From the earliest days, Fulham was a significant manufacturer of salt-glazed stoneware, initially brown, but later white as well. But Dwight was a very early experimenter with porcelain, approaching the matter scientifically, keeping records of his trials. Excavations in the 1970s uncovered many of his coded test pieces, which the Museum of London feels able to call "porcelain", although such wares never seem to have been produced for sale.

The British Museum contains a number of the best of Dwight’s pieces, of including a bust of Prince Rupert. Other specimens are in the Victoria and Albert Museum.
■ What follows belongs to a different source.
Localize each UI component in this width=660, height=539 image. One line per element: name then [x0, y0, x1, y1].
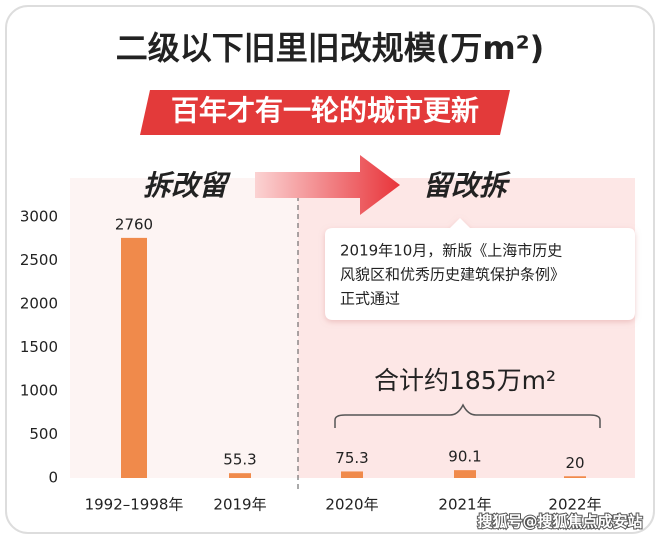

On 3 March 1674 Dwight's six-year-old daughter Lydia died. In her memory he produced two ceramic sculptures, which are among the oldest examples of this type in Europe. In one she is standing in her burial clothes with a skull at her foot. Another half-length figure shows the girl dead in her bed, holding a posy of flowers. These were private images for the family of the dead girl.

In the same year he exhibited similar sculptures to the Royal Society, indicating that he was developing his method of manufacturing salt-glazed stoneware in order to enable it to be used for this purpose. Statues and figures are mentioned in his revised patent of 1684, although he does not seem to have produced any after this date, almost all the known examples having been made in the 1670s. The names of the modellers of the sculptures are not known. Most of the small number of examples in the London museums were made as one-off hand-modelled pieces, rather than using moulds to allow repetition, and seem to have come from a sale after Dwight's last descendant died in 1859.